Ich möchte behaupten, dass jeder Mensch im Kopf eine Landkarte hat. Diese Landkarte ist die Summation aller Orte, die er im Allgemeinen aufsucht, aller Wege, die er benutzt.

Würde ich jeden Tag einen Strich für die Wege ziehen, die ich nehme, und einen Punkt für die Orte, an denen ich mich aufhalte, so würde der Stadtplan eine Verdichtung von Linien aufweisen, die nur einen winzigen Bruchteil der gesamten Karte ausmachte.

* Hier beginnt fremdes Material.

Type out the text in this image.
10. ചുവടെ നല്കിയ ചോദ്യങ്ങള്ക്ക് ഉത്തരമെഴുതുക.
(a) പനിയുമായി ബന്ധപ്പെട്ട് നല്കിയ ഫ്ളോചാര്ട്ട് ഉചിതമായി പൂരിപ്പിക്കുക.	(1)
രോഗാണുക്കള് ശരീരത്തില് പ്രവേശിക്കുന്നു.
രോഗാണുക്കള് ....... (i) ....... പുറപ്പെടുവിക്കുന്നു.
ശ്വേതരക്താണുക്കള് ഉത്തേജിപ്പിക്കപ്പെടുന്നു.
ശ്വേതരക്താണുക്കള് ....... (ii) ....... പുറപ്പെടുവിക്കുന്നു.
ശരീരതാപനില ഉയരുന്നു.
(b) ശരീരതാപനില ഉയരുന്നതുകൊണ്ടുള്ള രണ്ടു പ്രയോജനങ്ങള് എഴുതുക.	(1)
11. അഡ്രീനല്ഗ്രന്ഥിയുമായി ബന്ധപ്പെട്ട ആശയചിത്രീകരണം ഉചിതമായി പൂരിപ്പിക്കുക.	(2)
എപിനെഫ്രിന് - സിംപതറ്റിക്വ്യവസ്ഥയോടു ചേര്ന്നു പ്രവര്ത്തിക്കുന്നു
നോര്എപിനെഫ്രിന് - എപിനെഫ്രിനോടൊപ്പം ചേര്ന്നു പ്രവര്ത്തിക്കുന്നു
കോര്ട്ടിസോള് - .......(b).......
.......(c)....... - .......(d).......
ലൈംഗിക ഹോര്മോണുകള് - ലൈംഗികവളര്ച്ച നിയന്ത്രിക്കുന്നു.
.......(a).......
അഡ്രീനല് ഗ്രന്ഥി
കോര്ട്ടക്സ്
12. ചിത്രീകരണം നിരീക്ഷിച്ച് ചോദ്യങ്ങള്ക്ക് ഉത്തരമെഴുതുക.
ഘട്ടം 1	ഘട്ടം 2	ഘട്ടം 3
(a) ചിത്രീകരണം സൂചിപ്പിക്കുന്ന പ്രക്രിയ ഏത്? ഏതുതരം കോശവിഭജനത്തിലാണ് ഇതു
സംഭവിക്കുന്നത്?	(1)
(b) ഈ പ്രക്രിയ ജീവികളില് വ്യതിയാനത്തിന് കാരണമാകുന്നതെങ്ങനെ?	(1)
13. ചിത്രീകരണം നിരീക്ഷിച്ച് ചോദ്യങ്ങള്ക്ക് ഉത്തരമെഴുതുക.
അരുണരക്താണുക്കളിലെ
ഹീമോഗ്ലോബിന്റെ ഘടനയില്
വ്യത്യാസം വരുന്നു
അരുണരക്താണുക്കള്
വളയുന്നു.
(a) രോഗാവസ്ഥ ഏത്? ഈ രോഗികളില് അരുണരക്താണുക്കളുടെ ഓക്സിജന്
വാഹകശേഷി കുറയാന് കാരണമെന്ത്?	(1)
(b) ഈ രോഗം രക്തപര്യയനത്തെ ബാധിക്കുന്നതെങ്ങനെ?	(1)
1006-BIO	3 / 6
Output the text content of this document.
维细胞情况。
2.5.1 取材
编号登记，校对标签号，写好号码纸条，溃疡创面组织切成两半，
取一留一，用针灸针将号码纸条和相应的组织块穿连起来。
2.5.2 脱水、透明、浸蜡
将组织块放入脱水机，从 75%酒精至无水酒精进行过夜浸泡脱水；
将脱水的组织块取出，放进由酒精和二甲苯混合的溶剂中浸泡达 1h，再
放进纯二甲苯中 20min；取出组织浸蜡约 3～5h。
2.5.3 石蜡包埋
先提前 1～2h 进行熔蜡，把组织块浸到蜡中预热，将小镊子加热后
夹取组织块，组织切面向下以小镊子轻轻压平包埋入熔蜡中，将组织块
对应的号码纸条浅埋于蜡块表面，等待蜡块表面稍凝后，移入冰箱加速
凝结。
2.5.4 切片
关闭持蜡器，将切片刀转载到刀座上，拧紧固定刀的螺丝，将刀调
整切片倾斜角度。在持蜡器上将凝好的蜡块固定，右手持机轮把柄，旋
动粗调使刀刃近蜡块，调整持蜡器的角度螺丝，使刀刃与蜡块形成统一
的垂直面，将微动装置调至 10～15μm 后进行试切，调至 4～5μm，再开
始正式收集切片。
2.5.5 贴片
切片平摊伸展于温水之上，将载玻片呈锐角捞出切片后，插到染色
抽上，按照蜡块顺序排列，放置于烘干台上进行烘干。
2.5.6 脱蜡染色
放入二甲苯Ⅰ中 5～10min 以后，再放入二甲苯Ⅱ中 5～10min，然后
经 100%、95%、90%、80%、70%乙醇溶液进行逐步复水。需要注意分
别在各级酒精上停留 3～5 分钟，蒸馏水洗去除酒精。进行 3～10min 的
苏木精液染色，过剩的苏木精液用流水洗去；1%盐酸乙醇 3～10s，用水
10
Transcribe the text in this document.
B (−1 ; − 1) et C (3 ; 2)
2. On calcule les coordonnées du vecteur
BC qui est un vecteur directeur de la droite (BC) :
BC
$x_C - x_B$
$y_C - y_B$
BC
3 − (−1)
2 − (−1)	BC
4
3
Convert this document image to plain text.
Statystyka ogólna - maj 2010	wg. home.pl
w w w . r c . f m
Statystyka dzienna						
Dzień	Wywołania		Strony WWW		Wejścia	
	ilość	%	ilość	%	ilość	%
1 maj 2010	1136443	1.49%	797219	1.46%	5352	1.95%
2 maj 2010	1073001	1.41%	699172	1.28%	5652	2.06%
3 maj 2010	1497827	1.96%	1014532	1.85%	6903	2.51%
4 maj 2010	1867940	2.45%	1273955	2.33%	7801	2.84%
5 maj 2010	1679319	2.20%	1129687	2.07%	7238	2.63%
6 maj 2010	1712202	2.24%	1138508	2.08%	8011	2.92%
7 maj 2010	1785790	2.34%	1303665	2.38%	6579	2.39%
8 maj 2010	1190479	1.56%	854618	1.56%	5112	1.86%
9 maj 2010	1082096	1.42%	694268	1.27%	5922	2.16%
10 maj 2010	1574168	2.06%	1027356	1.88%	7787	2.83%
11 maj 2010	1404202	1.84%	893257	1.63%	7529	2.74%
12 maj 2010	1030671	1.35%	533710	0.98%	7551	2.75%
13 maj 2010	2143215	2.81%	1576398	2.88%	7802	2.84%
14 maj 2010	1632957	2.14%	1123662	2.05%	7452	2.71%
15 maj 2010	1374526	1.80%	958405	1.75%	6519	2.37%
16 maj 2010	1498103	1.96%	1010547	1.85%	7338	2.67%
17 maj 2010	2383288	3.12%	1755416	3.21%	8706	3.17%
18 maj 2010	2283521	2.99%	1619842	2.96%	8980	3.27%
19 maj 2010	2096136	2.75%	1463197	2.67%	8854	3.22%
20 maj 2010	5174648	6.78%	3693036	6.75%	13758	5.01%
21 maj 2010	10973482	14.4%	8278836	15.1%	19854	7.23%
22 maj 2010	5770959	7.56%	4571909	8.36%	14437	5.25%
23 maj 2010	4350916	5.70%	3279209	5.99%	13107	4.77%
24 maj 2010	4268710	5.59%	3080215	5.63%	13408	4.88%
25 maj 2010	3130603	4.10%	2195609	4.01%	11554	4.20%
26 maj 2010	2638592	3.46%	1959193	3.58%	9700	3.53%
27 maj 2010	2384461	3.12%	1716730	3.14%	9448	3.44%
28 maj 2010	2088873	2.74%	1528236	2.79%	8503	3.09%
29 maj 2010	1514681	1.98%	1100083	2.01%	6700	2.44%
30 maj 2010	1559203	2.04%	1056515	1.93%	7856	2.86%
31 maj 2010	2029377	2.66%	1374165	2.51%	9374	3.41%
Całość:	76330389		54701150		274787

Ich habe mir einmal die Mühe gemacht, eine solche Landkarte meiner "Fährten" nachzuzeichnen, das war, glaube ich, als meine letzte Ehe in die Brüche gegangen ist.

Die alten Wege waren mir lieb geworden und die Landkarte musste nun neu gezeichnet und ergänzt werden und zwar deshalb, weil dies mit einem Umzug meinerseits verbunden war, was mir nicht sonderlich behagte.

Andererseits bekam das Muster meiner alltäglichen Linien und Punkte wurzelartige Ergänzungen, so wie eine Pflanze, die ihre Wurzelausläufer seitlich ausbreitet, um sich mehr Raum zu verschaffen, um sich diesen zu eigen zu machen. Genauso nahm ich die Stadt, in der ich wohnte, etwas mehr in Besitz, machte sie mir etwas mehr zu eigen, verinnerlichte sie einerseits intensiver und baute andererseits ein unsichtbares Beziehungsnetz weiter aus, zu den Menschen, deren Wege und Punkte sich in der Schnittmenge mit den meinen überkreuzten.

Denn durch die örtliche Veränderung meiner inneren Landkarte kam es notgedrungen auch zeitlich und räumlich zu neuen Begegnungen, aus denen wiederum neue Kontakte erwachsen konnten. Ein kompliziertes mehrdimensionales Gebilde erwuchs mit jedem Schritt, den ich tat.

Während ich so durch die nun nächtlich erleuchtete Innenstadt trottete, immer noch tief in Gedanken versunken, dem mysteriösen Weg des Siegels von meinem Hirn bis auf des Professors Stirn nachsinnend, fiel mir auf, dass ich lediglich Straßen benutzte, die ich bereits kannte, weil ich sie vormals vielfach gegangen war, Plätze aufsuchte, auf denen ich mich zurechtfand, ja und in Gedanken in Gaststätten einkehrte, in denen ich Bekannte wähnte oder wenigstens den Wirt kannte. Wie eine Brieftaube unweigerlich ihren heimatlichen Hort wiederfindet, so lief ich mit der Präzision eines Roboters bekannte Wege ab, blieb an Stellen stehen, an denen ich schon hundertmal gestanden hatte, schaute in Schaufenster, die ich schon tausendfach betrachtet hatte und fühlte mich einsam und verlassen.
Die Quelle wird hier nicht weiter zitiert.